Chip Ganassi Racing was on its way to reclaiming the 24 Hours of Daytona title, with Scott Dixon in the lead after three hours in the sports car endurance race on Saturday.
Dixon was ahead by almost a full lap, deftly guiding the No. 02 BMW Riley on a slick Daytona International Speedway that had been pelted with rain, causing cautions and skid outs. Ganassi's No. 01 car had the top spot two hours into the race with Scott Pruett behind the wheel, but dropped back after a slow pit stop.
Alex Gurney was in second and looking to hand off to teammate and four-time NASCAR champion Jimmie Johnson for Gainsco/Bob Stallings Racing. That was a big move for the No. 99 car, which started last among the Daytona Prototypes after Johnson crashed the car in practice and the team missed qualifying.

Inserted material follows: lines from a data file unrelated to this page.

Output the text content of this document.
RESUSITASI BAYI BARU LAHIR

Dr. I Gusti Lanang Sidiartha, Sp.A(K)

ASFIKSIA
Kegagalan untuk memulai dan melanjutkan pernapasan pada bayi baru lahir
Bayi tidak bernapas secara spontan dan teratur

"We're actually in great shape," Gurney said. "We started last and ended up in second."
Several others weren't far behind. But it was Ganassi making all the noise again.
Chip Ganassi Racing had three straight wins in the prestigious endurance race until finishing second last year in the closest race in the event's history. It wasn't taking any chances early.
Dixon broke away from the pack with some tight zigging and zagging on the narrow infield of the road course. He avoided spinouts _ unlike some drivers _ when the track was still soaked, and he wasn't losing ground on the straightaways to other Daytona Prototypes like Ganassi did a year ago.
Fellow Indianapolis 500 winners Juan Pablo Montoya and Dario Franchitti, and NASCAR's Jamie McMurray were getting set to take over for Dixon. While still early in the race, the star-studded lineup was only getting stronger as the rain subsided.
Other drivers tested the track too early.
There were four cautions, including at the start with rain still falling, before the green flag was waved five laps into the race. Ricardo Zonta held a brief lead until he hit a turn too fast, braked too hard trying to recover and spun out into the tire wall like so many others in the back.
"The first three laps were extremely difficult. It was very hard to put the power down and have any kind of hope to keep the grip," said actor Patrick Dempsey, who had the No. 40 car in the pack of the other GTs. "It was certainly great television and fun to watch."
But there still was plenty of time to catch up.
That alone was enough for the 44-car field _ that included 29 of the slower GT class cars _ to keep hope alive. The 3.5-mile (5.7-kilometer) road course that encompasses about three-fourths of the NASCAR oval was drying but some water hadn't receded.
The flat infield course had a few puddles and was perhaps the most difficult to navigate at the start, especially with Daytona Prototypes trying to weave around the GT cars.
"On some of those restarts," Gurney said, "guys weren't starting like it was 24 hours."